Separatist parties from Catalonia, one of Spain's wealthy regions, set November 9, 2014 as the date of its proposed independence referendum last Thursday, December 12, but the Spanish government said its constitution would not allow it according to MSN News.
The call for independence has been growing louder while the Spanish government has not been able to bounce back from economic recession. Catalonia has been hit by a series of cuts in public spending. Catalonia's economic wealth constitutes a fifth of Spain's overall economic output.
Artur Mas, head of Catalan's regional government, argued that there was a way for the referendum to be held legally, but Alberto Ruiz-Gallardon, Spanish Justice Minister, said the proposed referendum is unconstitutional.
Catalonia's call for independence has been a source of headache to Prime Minister Mariano Rajoy.
"As prime minister I have sworn to uphold the constitution and the law and, because of this, I guarantee that this referendum will not happen," Rajoy said during a joint news conference with European Council President Herman Van Rompuy. "Any discussion or debate on this is out of the question."
The Catalans have very strong historic and cultural roots. It has its own language aside form Spanish. During the reign of the dictator Francisco Franco, the Catalans were subjugated and were prevented to speak their own language.
Now, Catalonia already has a high degree of autonomy, but it wants more say over taxes and public spending.

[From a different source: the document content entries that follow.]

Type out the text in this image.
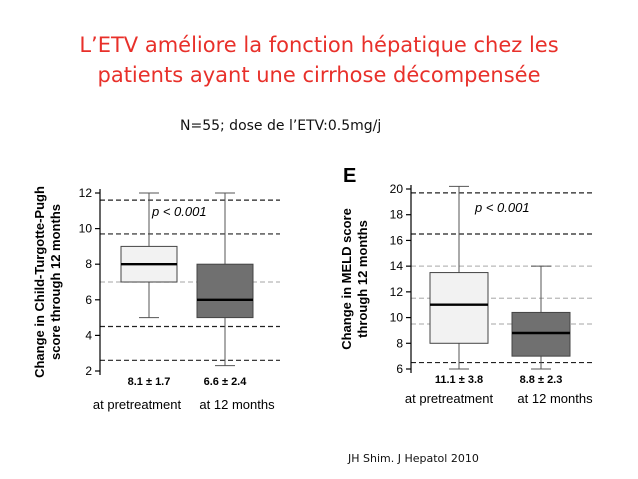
L’ETV améliore la fonction hépatique chez les
patients ayant une cirrhose décompensée
N=55; dose de l’ETV:0.5mg/j
12
10
8
6
4
2
Change in Child-Turgotte-Pugh score through 12 months	p < 0.001
8.1 ± 1.7
at pretreatment
6.6 ± 2.4
at 12 months
E
20
18
16
14
12
10
8
6
Change in MELD score through 12 months
p < 0.001
11.1 ± 3.8
at pretreatment
8.8 ± 2.3
at 12 months
JH Shim. J Hepatol 2010
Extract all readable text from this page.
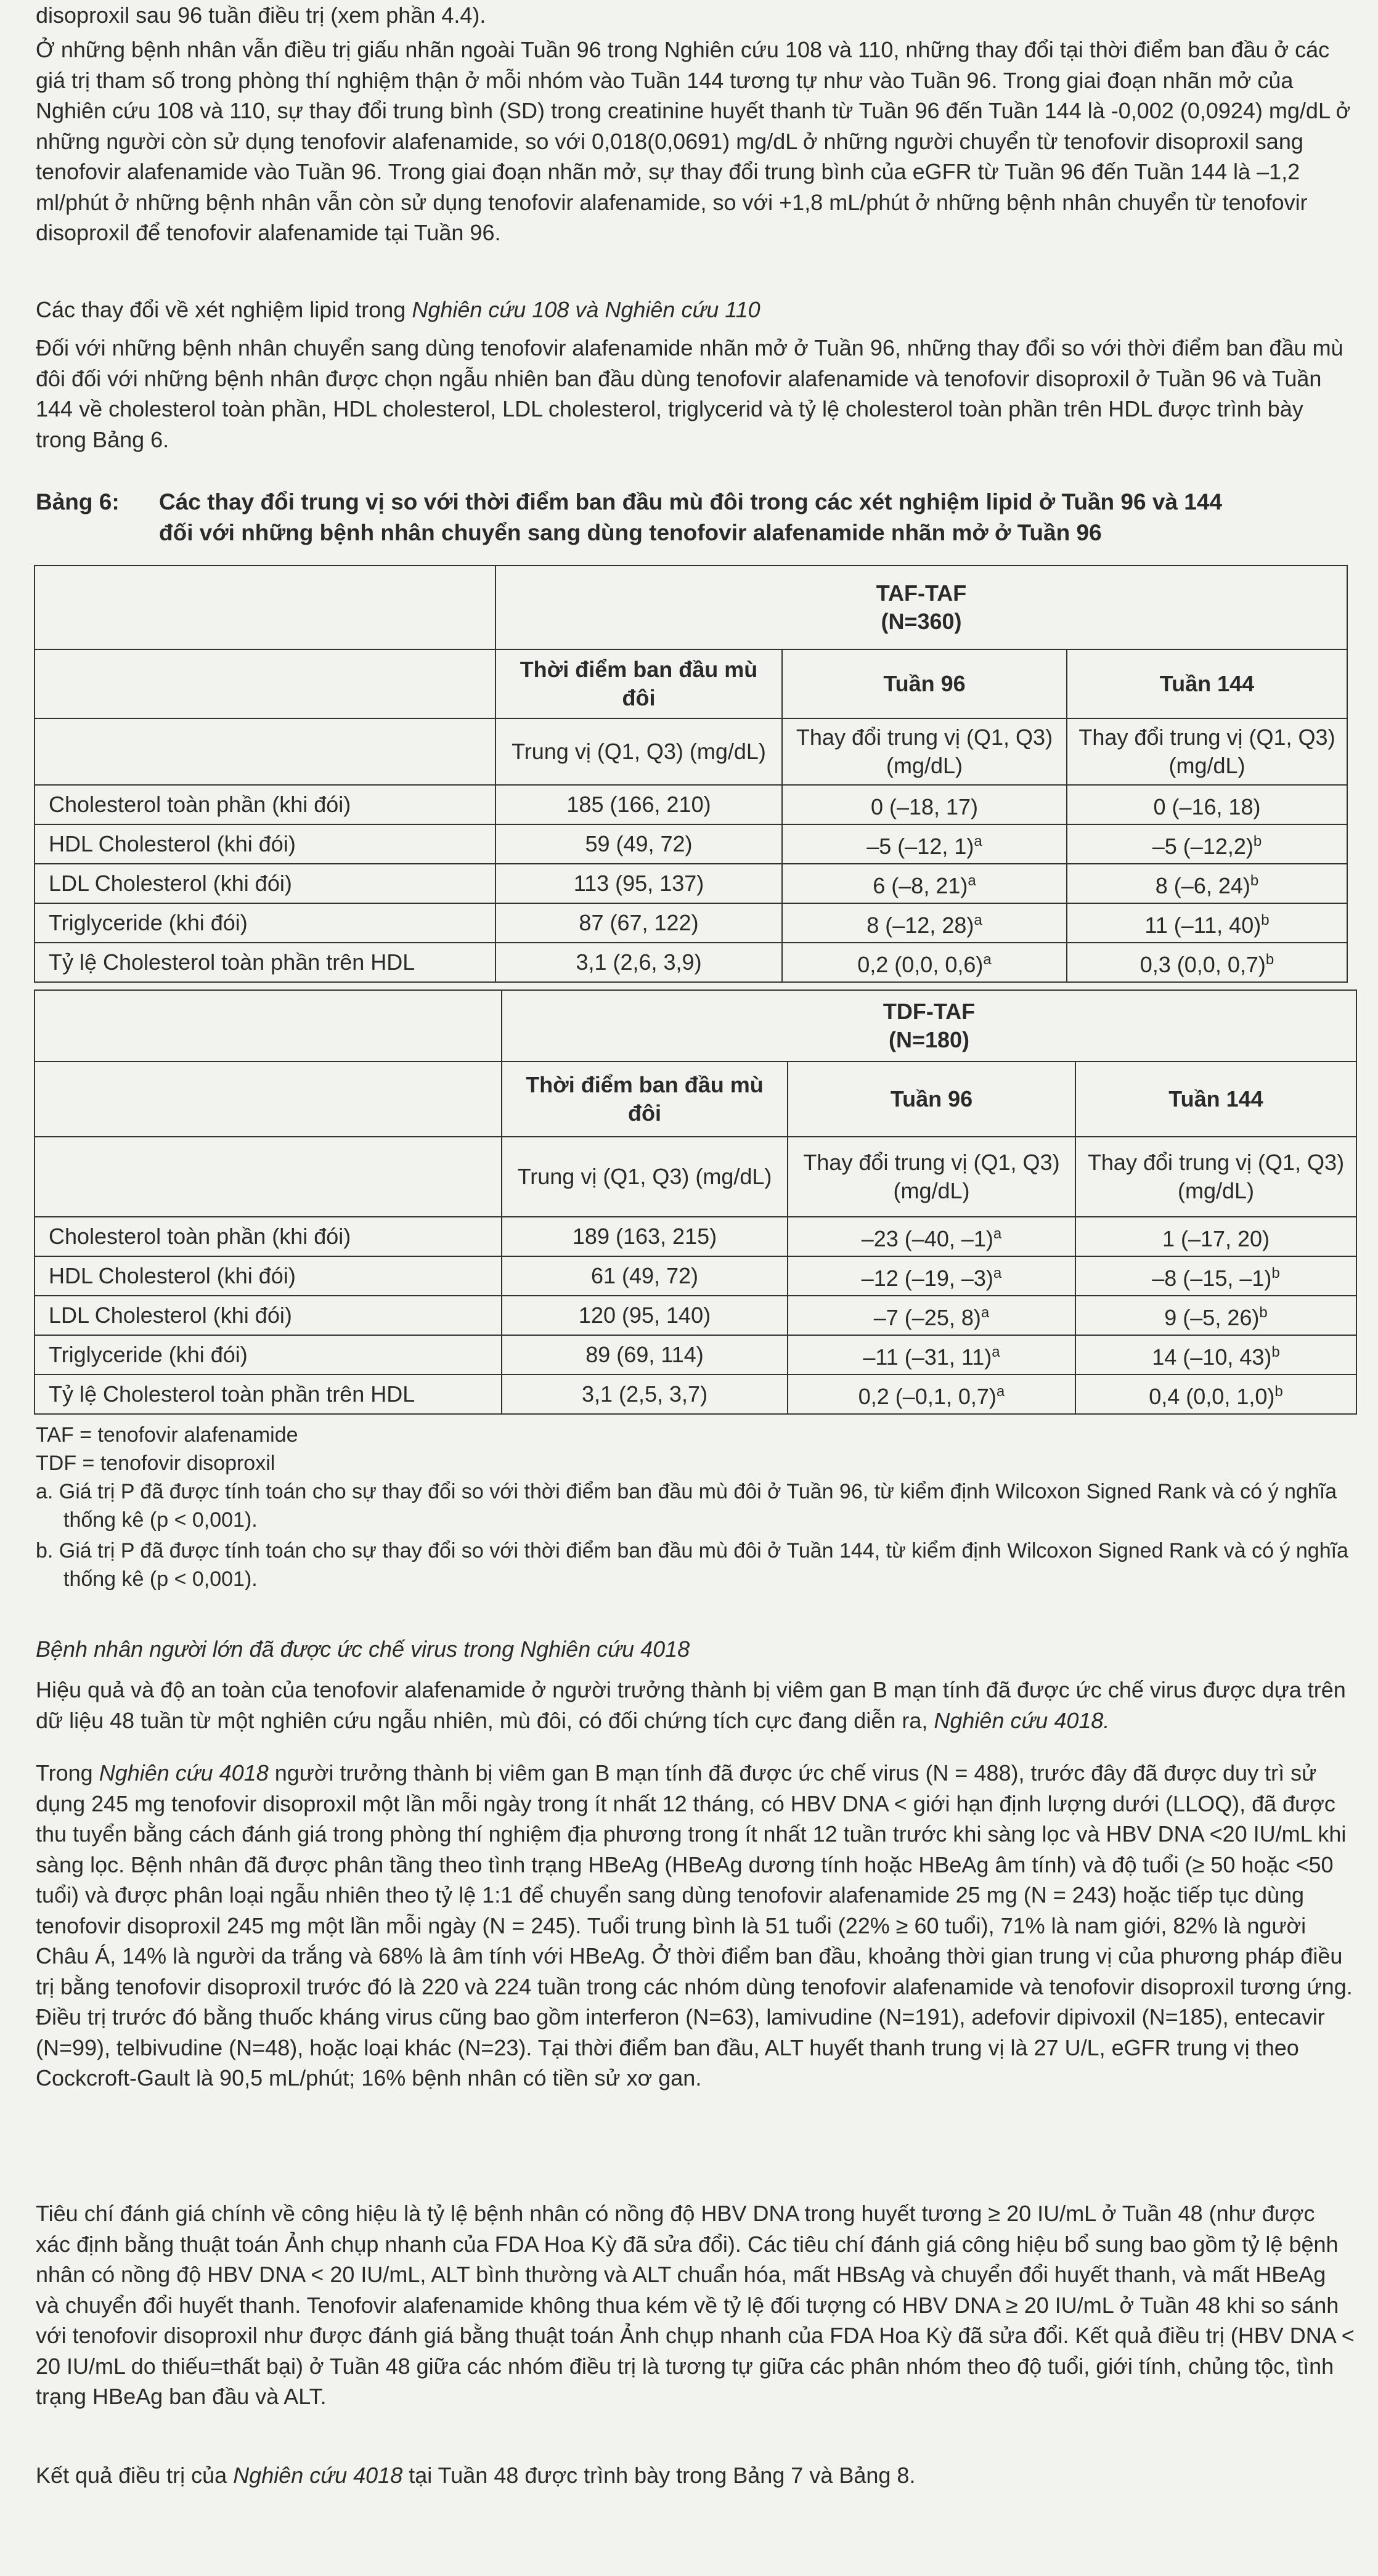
disoproxil sau 96 tuần điều trị (xem phần 4.4).

Ở những bệnh nhân vẫn điều trị giấu nhãn ngoài Tuần 96 trong Nghiên cứu 108 và 110, những thay đổi tại thời điểm ban đầu ở các giá trị tham số trong phòng thí nghiệm thận ở mỗi nhóm vào Tuần 144 tương tự như vào Tuần 96. Trong giai đoạn nhãn mở của Nghiên cứu 108 và 110, sự thay đổi trung bình (SD) trong creatinine huyết thanh từ Tuần 96 đến Tuần 144 là -0,002 (0,0924) mg/dL ở những người còn sử dụng tenofovir alafenamide, so với 0,018(0,0691) mg/dL ở những người chuyển từ tenofovir disoproxil sang tenofovir alafenamide vào Tuần 96. Trong giai đoạn nhãn mở, sự thay đổi trung bình của eGFR từ Tuần 96 đến Tuần 144 là –1,2 ml/phút ở những bệnh nhân vẫn còn sử dụng tenofovir alafenamide, so với +1,8 mL/phút ở những bệnh nhân chuyển từ tenofovir disoproxil để tenofovir alafenamide tại Tuần 96.

Các thay đổi về xét nghiệm lipid trong Nghiên cứu 108 và Nghiên cứu 110

Đối với những bệnh nhân chuyển sang dùng tenofovir alafenamide nhãn mở ở Tuần 96, những thay đổi so với thời điểm ban đầu mù đôi đối với những bệnh nhân được chọn ngẫu nhiên ban đầu dùng tenofovir alafenamide và tenofovir disoproxil ở Tuần 96 và Tuần 144 về cholesterol toàn phần, HDL cholesterol, LDL cholesterol, triglycerid và tỷ lệ cholesterol toàn phần trên HDL được trình bày trong Bảng 6.

Bảng 6: Các thay đổi trung vị so với thời điểm ban đầu mù đôi trong các xét nghiệm lipid ở Tuần 96 và 144
đối với những bệnh nhân chuyển sang dùng tenofovir alafenamide nhãn mở ở Tuần 96

	TAF-TAF
(N=360)		

	Thời điểm ban đầu mù đôi	Tuần 96	Tuần 144
	Trung vị (Q1, Q3) (mg/dL)	Thay đổi trung vị (Q1, Q3) (mg/dL)	Thay đổi trung vị (Q1, Q3) (mg/dL)
Cholesterol toàn phần (khi đói)	185 (166, 210)	0 (–18, 17)	0 (–16, 18)
HDL Cholesterol (khi đói)	59 (49, 72)	–5 (–12, 1)$^a$	–5 $(-12,2)^b$
LDL Cholesterol (khi đói)	113 (95, 137)	6 (–8, 21)$^a$	8 (–6, 24)$^b$
Triglyceride (khi đói)	87 (67, 122)	8 (–12, 28)$^a$	11 (–11, 40)$^b$
Tỷ lệ Cholesterol toàn phần trên HDL	3,1 (2,6, 3,9)	0,2 (0,0, 0,6)$^a$	0,3 (0,0, 0,7)$^b$

	TDF-TAF
(N=180)		

	Thời điểm ban đầu mù đôi	Tuần 96	Tuần 144
	Trung vị (Q1, Q3) (mg/dL)	Thay đổi trung vị (Q1, Q3) (mg/dL)	Thay đổi trung vị (Q1, Q3) (mg/dL)
Cholesterol toàn phần (khi đói)	189 (163, 215)	–23 (–40, –1)$^a$	1 (–17, 20)
HDL Cholesterol (khi đói)	61 (49, 72)	–12 (–19, –3)$^a$	–8 (–15, –1)$^b$
LDL Cholesterol (khi đói)	120 (95, 140)	–7 (–25, 8)$^a$	9 (–5, 26)$^b$
Triglyceride (khi đói)	89 (69, 114)	–11 (–31, 11)$^a$	14 (–10, 43)$^b$
Tỷ lệ Cholesterol toàn phần trên HDL	3,1 (2,5, 3,7)	0,2 (–0,1, 0,7)$^a$	0,4 (0,0, 1,0)$^b$

TAF = tenofovir alafenamide

TDF = tenofovir disoproxil

a. Giá trị P đã được tính toán cho sự thay đổi so với thời điểm ban đầu mù đôi ở Tuần 96, từ kiểm định Wilcoxon Signed Rank và có ý nghĩa thống kê (p < 0,001).

b. Giá trị P đã được tính toán cho sự thay đổi so với thời điểm ban đầu mù đôi ở Tuần 144, từ kiểm định Wilcoxon Signed Rank và có ý nghĩa thống kê (p < 0,001).

Bệnh nhân người lớn đã được ức chế virus trong Nghiên cứu 4018

Hiệu quả và độ an toàn của tenofovir alafenamide ở người trưởng thành bị viêm gan B mạn tính đã được ức chế virus được dựa trên dữ liệu 48 tuần từ một nghiên cứu ngẫu nhiên, mù đôi, có đối chứng tích cực đang diễn ra, Nghiên cứu 4018.

Trong Nghiên cứu 4018 người trưởng thành bị viêm gan B mạn tính đã được ức chế virus (N = 488), trước đây đã được duy trì sử dụng 245 mg tenofovir disoproxil một lần mỗi ngày trong ít nhất 12 tháng, có HBV DNA < giới hạn định lượng dưới (LLOQ), đã được thu tuyển bằng cách đánh giá trong phòng thí nghiệm địa phương trong ít nhất 12 tuần trước khi sàng lọc và HBV DNA <20 IU/mL khi sàng lọc. Bệnh nhân đã được phân tầng theo tình trạng HBeAg (HBeAg dương tính hoặc HBeAg âm tính) và độ tuổi (≥ 50 hoặc <50 tuổi) và được phân loại ngẫu nhiên theo tỷ lệ 1:1 để chuyển sang dùng tenofovir alafenamide 25 mg (N = 243) hoặc tiếp tục dùng tenofovir disoproxil 245 mg một lần mỗi ngày (N = 245). Tuổi trung bình là 51 tuổi (22% ≥ 60 tuổi), 71% là nam giới, 82% là người Châu Á, 14% là người da trắng và 68% là âm tính với HBeAg. Ở thời điểm ban đầu, khoảng thời gian trung vị của phương pháp điều trị bằng tenofovir disoproxil trước đó là 220 và 224 tuần trong các nhóm dùng tenofovir alafenamide và tenofovir disoproxil tương ứng. Điều trị trước đó bằng thuốc kháng virus cũng bao gồm interferon (N=63), lamivudine (N=191), adefovir dipivoxil (N=185), entecavir (N=99), telbivudine (N=48), hoặc loại khác (N=23). Tại thời điểm ban đầu, ALT huyết thanh trung vị là 27 U/L, eGFR trung vị theo Cockcroft-Gault là 90,5 mL/phút; 16% bệnh nhân có tiền sử xơ gan.

Tiêu chí đánh giá chính về công hiệu là tỷ lệ bệnh nhân có nồng độ HBV DNA trong huyết tương ≥ 20 IU/mL ở Tuần 48 (như được xác định bằng thuật toán Ảnh chụp nhanh của FDA Hoa Kỳ đã sửa đổi). Các tiêu chí đánh giá công hiệu bổ sung bao gồm tỷ lệ bệnh nhân có nồng độ HBV DNA < 20 IU/mL, ALT bình thường và ALT chuẩn hóa, mất HBsAg và chuyển đổi huyết thanh, và mất HBeAg và chuyển đổi huyết thanh. Tenofovir alafenamide không thua kém về tỷ lệ đối tượng có HBV DNA ≥ 20 IU/mL ở Tuần 48 khi so sánh với tenofovir disoproxil như được đánh giá bằng thuật toán Ảnh chụp nhanh của FDA Hoa Kỳ đã sửa đổi. Kết quả điều trị (HBV DNA < 20 IU/mL do thiếu=thất bại) ở Tuần 48 giữa các nhóm điều trị là tương tự giữa các phân nhóm theo độ tuổi, giới tính, chủng tộc, tình trạng HBeAg ban đầu và ALT.

Kết quả điều trị của Nghiên cứu 4018 tại Tuần 48 được trình bày trong Bảng 7 và Bảng 8.
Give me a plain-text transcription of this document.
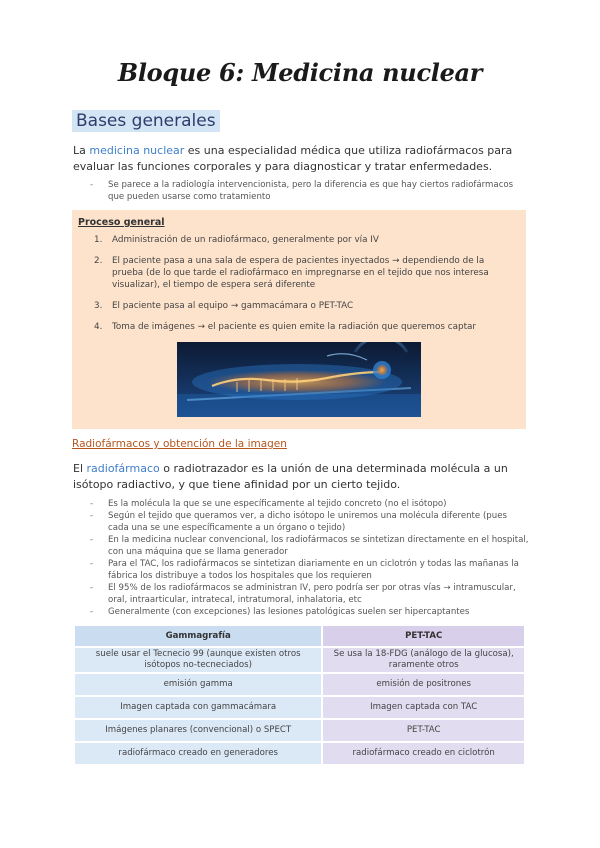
Bloque 6: Medicina nuclear
Bases generales
La medicina nuclear es una especialidad médica que utiliza radiofármacos para evaluar las funciones corporales y para diagnosticar y tratar enfermedades.
- Se parece a la radiología intervencionista, pero la diferencia es que hay ciertos radiofármacos que pueden usarse como tratamiento
Proceso general
1. Administración de un radiofármaco, generalmente por vía IV
2. El paciente pasa a una sala de espera de pacientes inyectados → dependiendo de la prueba (de lo que tarde el radiofármaco en impregnarse en el tejido que nos interesa visualizar), el tiempo de espera será diferente
3. El paciente pasa al equipo → gammacámara o PET-TAC
4. Toma de imágenes → el paciente es quien emite la radiación que queremos captar
Radiofármacos y obtención de la imagen
El radiofármaco o radiotrazador es la unión de una determinada molécula a un isótopo radiactivo, y que tiene afinidad por un cierto tejido.
- Es la molécula la que se une específicamente al tejido concreto (no el isótopo)
- Según el tejido que queramos ver, a dicho isótopo le uniremos una molécula diferente (pues cada una se une específicamente a un órgano o tejido)
- En la medicina nuclear convencional, los radiofármacos se sintetizan directamente en el hospital, con una máquina que se llama generador
- Para el TAC, los radiofármacos se sintetizan diariamente en un ciclotrón y todas las mañanas la fábrica los distribuye a todos los hospitales que los requieren
- El 95% de los radiofármacos se administran IV, pero podría ser por otras vías → intramuscular, oral, intraarticular, intratecal, intratumoral, inhalatoria, etc
- Generalmente (con excepciones) las lesiones patológicas suelen ser hipercaptantes
Gammagrafía	PET-TAC
suele usar el Tecnecio 99 (aunque existen otros isótopos no-tecneciados)	Se usa la 18-FDG (análogo de la glucosa), raramente otros
emisión gamma	emisión de positrones
Imagen captada con gammacámara	Imagen captada con TAC
Imágenes planares (convencional) o SPECT	PET-TAC
radiofármaco creado en generadores	radiofármaco creado en ciclotrón
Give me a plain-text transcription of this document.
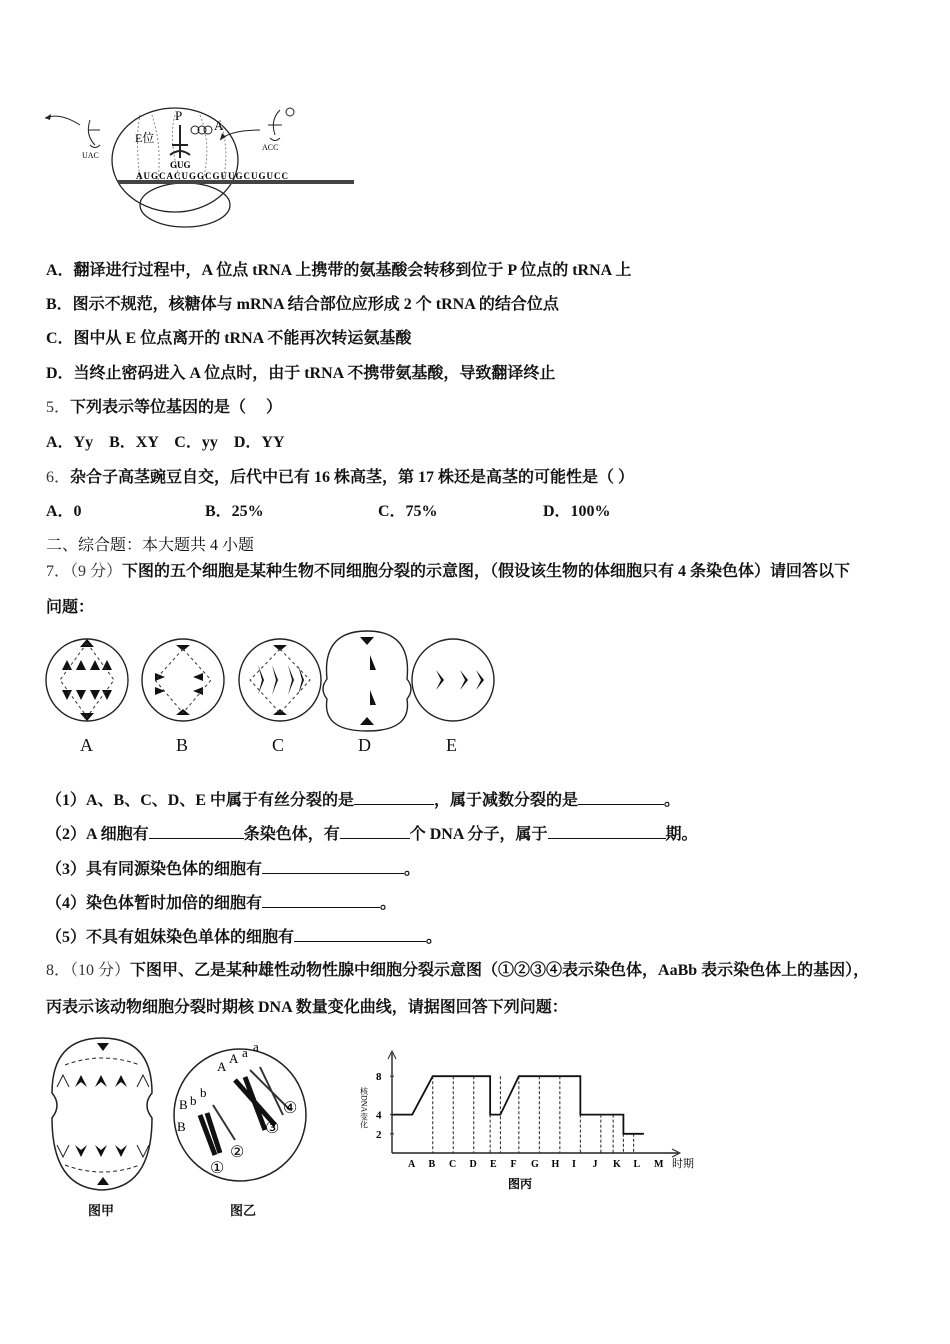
E位
P
A
UAC
ACC
GUG
AUGCACUGGCGUUGCUGUCC
A．翻译进行过程中，A 位点 tRNA 上携带的氨基酸会转移到位于 P 位点的 tRNA 上
B．图示不规范，核糖体与 mRNA 结合部位应形成 2 个 tRNA 的结合位点
C．图中从 E 位点离开的 tRNA 不能再次转运氨基酸
D．当终止密码进入 A 位点时，由于 tRNA 不携带氨基酸，导致翻译终止
5．下列表示等位基因的是（　 ）
A．Yy　B．XY　C．yy　D．YY
6．杂合子高茎豌豆自交，后代中已有 16 株高茎，第 17 株还是高茎的可能性是（ ）
A．0	B．25%	C．75%	D．100%
二、综合题：本大题共 4 小题
7．（9 分）下图的五个细胞是某种生物不同细胞分裂的示意图，（假设该生物的体细胞只有 4 条染色体）请回答以下
问题：
A	B	C	D	E
（1）A、B、C、D、E 中属于有丝分裂的是	，属于减数分裂的是	。
（2）A 细胞有	条染色体，有	个 DNA 分子，属于	期。
（3）具有同源染色体的细胞有	。
（4）染色体暂时加倍的细胞有	。
（5）不具有姐妹染色单体的细胞有	。
8．（10 分）下图甲、乙是某种雄性动物性腺中细胞分裂示意图（①②③④表示染色体，AaBb 表示染色体上的基因），
丙表示该动物细胞分裂时期核 DNA 数量变化曲线，请据图回答下列问题：
图甲
A
A a a
B b
b
B
①
②
③
④
图乙
核DNA变化
时期
图丙
8
4
2
A B C D E F G H I J K L M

Rafa Rubio, a political analyst who teaches constitutional law at the Complutense University in Madrid, believes that the proposed referendum would be tricky to deal with.
"I think they will call a referendum and, whatever its result, the Catalans end up winning ... because, although the result is not binding, it is a very powerful weapon with which to exert pressure," Rubio said in an interview. "Rajoy is worried, but his character is to leave things for time to deal with, and this is an issue which over time continues to grow and worsen."